Much of whether the apparent early success can translate into a more permanent solution to militancy may depend on whether the government can ensure long-term political and economic stability.
It is also essential that Afghan troops become effective enough, on their own, to keep militants outside of areas they previously controlled.
US Marines called in two Harrier jets which flew over a Taliban position and unleashed machinegun fire.
"We are currently moving to seize our objective. We have been in contact for five hours from the southwest, north and east and we are moving to push to finish securing the areas of insurgents still," Lt. Mark Greenlief told Reuters.
"Hopefully in the next few days the people will reap the benefits of security and stability from the ANA (Afghan National Army) and the Marines."
Marjah has long been a breeding ground for insurgents and lucrative opium poppy cultivation. Residents may not be keen for any upheaval. Western countries say poppy trade funds the insurgency against NATO troops and the Afghan government.
Even if NATO deals a heavy blow to the Taliban, there are other complicating factors. Militants on the top of the US hit list operate from sanctuaries in border areas in Pakistan.
The US ally is reluctant to pursue them as they see the militants as assets to counter the influence of rival India in Afghanistan, so offensives may produce limited results.
Decades ago, the Marjah area was home to an Afghan-American development project. Its canals, which criss-cross lush farmland, were built by the Americans.
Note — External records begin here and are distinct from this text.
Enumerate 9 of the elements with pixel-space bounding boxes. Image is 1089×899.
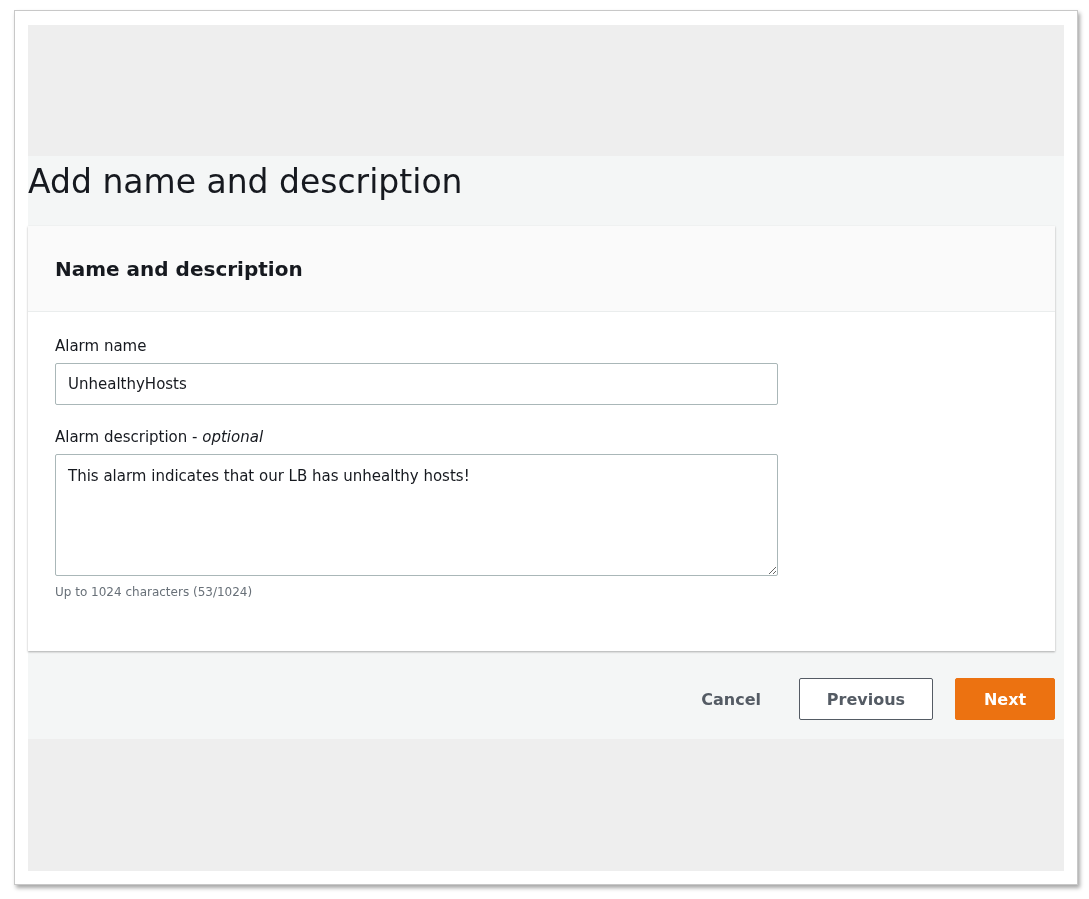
character-count-hint: Up to 1024 characters (53/1024) bbox=[55, 585, 253, 599]
page-title: Add name and description bbox=[28, 161, 464, 203]
text-input-field[interactable]: UnhealthyHosts bbox=[55, 363, 778, 405]
field-label: Alarm description - optional bbox=[55, 428, 264, 446]
textarea-field[interactable]: This alarm indicates that our LB has unhealthy hosts! bbox=[55, 454, 778, 576]
panel-title: Name and description bbox=[55, 256, 303, 281]
previous-button[interactable]: Previous bbox=[799, 678, 933, 720]
cancel-link[interactable]: Cancel bbox=[675, 678, 787, 720]
field-label: Alarm name bbox=[55, 337, 147, 355]
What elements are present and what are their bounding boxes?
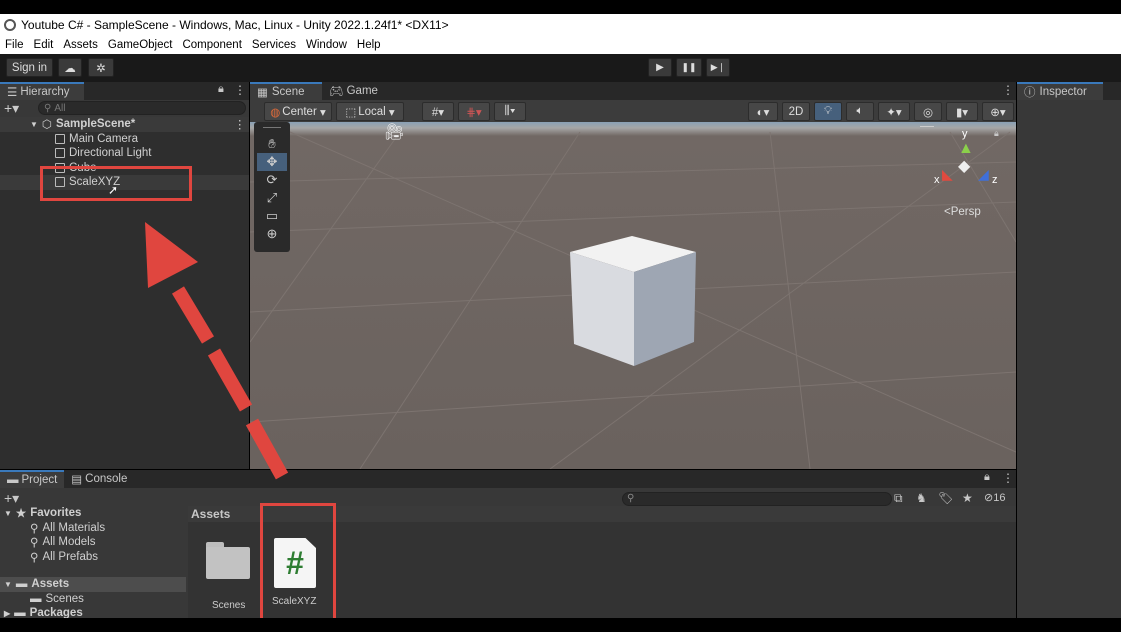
arrow-dash <box>245 418 289 480</box>
annotation-arrow <box>145 222 289 480</box>
arrow-head <box>145 222 198 288</box>
bottom-black-bar <box>0 618 1121 632</box>
arrow-dash <box>207 348 253 412</box>
arrow-dash <box>171 286 215 344</box>
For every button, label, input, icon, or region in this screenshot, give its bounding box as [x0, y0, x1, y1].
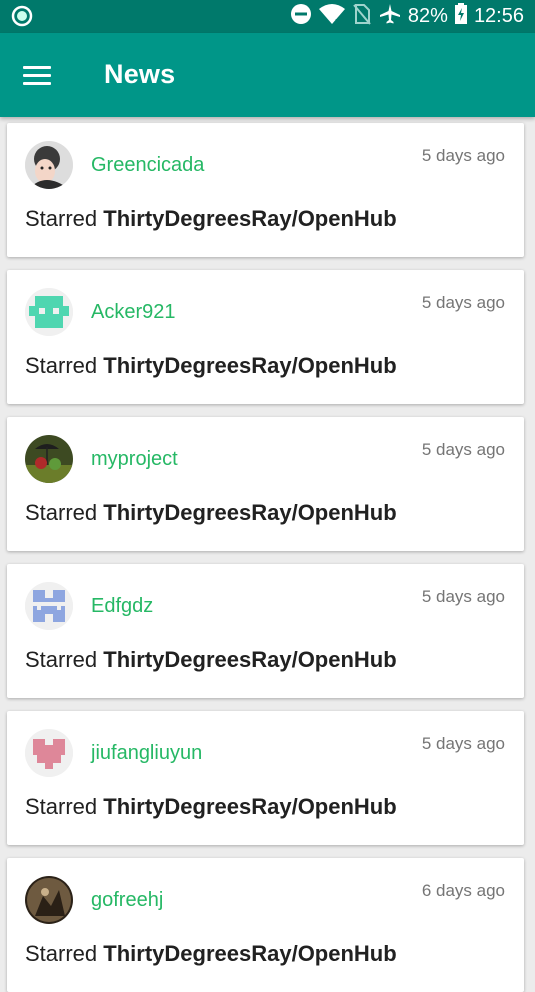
event-card[interactable]: myproject 5 days ago Starred ThirtyDegre… [7, 417, 524, 551]
username-link[interactable]: Acker921 [91, 301, 176, 324]
repo-link[interactable]: ThirtyDegreesRay/OpenHub [103, 353, 396, 378]
username-link[interactable]: Edfgdz [91, 595, 153, 618]
username-link[interactable]: gofreehj [91, 889, 163, 912]
action-verb: Starred [25, 353, 98, 378]
action-verb: Starred [25, 794, 98, 819]
event-card[interactable]: Acker921 5 days ago Starred ThirtyDegree… [7, 270, 524, 404]
hamburger-menu-icon[interactable] [23, 66, 51, 86]
event-description: Starred ThirtyDegreesRay/OpenHub [25, 794, 397, 820]
svg-text:x: x [335, 17, 341, 25]
notification-dot-icon [11, 5, 33, 32]
event-card[interactable]: Edfgdz 5 days ago Starred ThirtyDegreesR… [7, 564, 524, 698]
repo-link[interactable]: ThirtyDegreesRay/OpenHub [103, 500, 396, 525]
event-description: Starred ThirtyDegreesRay/OpenHub [25, 353, 397, 379]
event-card[interactable]: jiufangliuyun 5 days ago Starred ThirtyD… [7, 711, 524, 845]
event-time: 5 days ago [421, 587, 505, 606]
repo-link[interactable]: ThirtyDegreesRay/OpenHub [103, 206, 396, 231]
avatar[interactable] [25, 729, 73, 777]
no-sim-icon [352, 3, 372, 31]
app-bar: News [0, 33, 535, 117]
repo-link[interactable]: ThirtyDegreesRay/OpenHub [103, 794, 396, 819]
event-time: 5 days ago [421, 440, 505, 459]
battery-percent: 82% [407, 5, 448, 27]
event-time: 6 days ago [421, 881, 505, 900]
username-link[interactable]: myproject [91, 448, 178, 471]
avatar[interactable] [25, 288, 73, 336]
event-time: 5 days ago [421, 146, 505, 165]
action-verb: Starred [25, 206, 98, 231]
avatar[interactable] [25, 141, 73, 189]
airplane-icon [378, 3, 402, 31]
action-verb: Starred [25, 647, 98, 672]
event-description: Starred ThirtyDegreesRay/OpenHub [25, 500, 397, 526]
event-card[interactable]: gofreehj 6 days ago Starred ThirtyDegree… [7, 858, 524, 992]
battery-icon [454, 2, 468, 31]
event-card[interactable]: Greencicada 5 days ago Starred ThirtyDeg… [7, 123, 524, 257]
event-time: 5 days ago [421, 293, 505, 312]
repo-link[interactable]: ThirtyDegreesRay/OpenHub [103, 647, 396, 672]
event-time: 5 days ago [421, 734, 505, 753]
avatar[interactable] [25, 435, 73, 483]
event-description: Starred ThirtyDegreesRay/OpenHub [25, 941, 397, 967]
status-bar: x 82% 12:56 [0, 0, 535, 33]
avatar[interactable] [25, 582, 73, 630]
wifi-icon: x [318, 3, 346, 31]
action-verb: Starred [25, 500, 98, 525]
page-title: News [104, 59, 176, 89]
username-link[interactable]: Greencicada [91, 154, 204, 177]
event-description: Starred ThirtyDegreesRay/OpenHub [25, 206, 397, 232]
event-description: Starred ThirtyDegreesRay/OpenHub [25, 647, 397, 673]
do-not-disturb-icon [290, 3, 312, 31]
avatar[interactable] [25, 876, 73, 924]
clock: 12:56 [473, 5, 524, 27]
username-link[interactable]: jiufangliuyun [91, 742, 202, 765]
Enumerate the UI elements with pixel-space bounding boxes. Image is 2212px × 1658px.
Now NATO is trying to recapture it from militants unlikely to contemplate cooperation with the West.
A local Taliban commander, Qari Fazluddin, told Reuters earlier some 2,000 fighters were ready to fight.
"All the walls between the streets and houses are surrounded by bombs. Most people have gone to Lashkar Gah. That's where we want to go today," resident Abdel Aziz, 16, told the Marines through a translator.
Soon after, an elderly woman emerged from her house and asked Marines not to fire at it. "This is just my house," she said.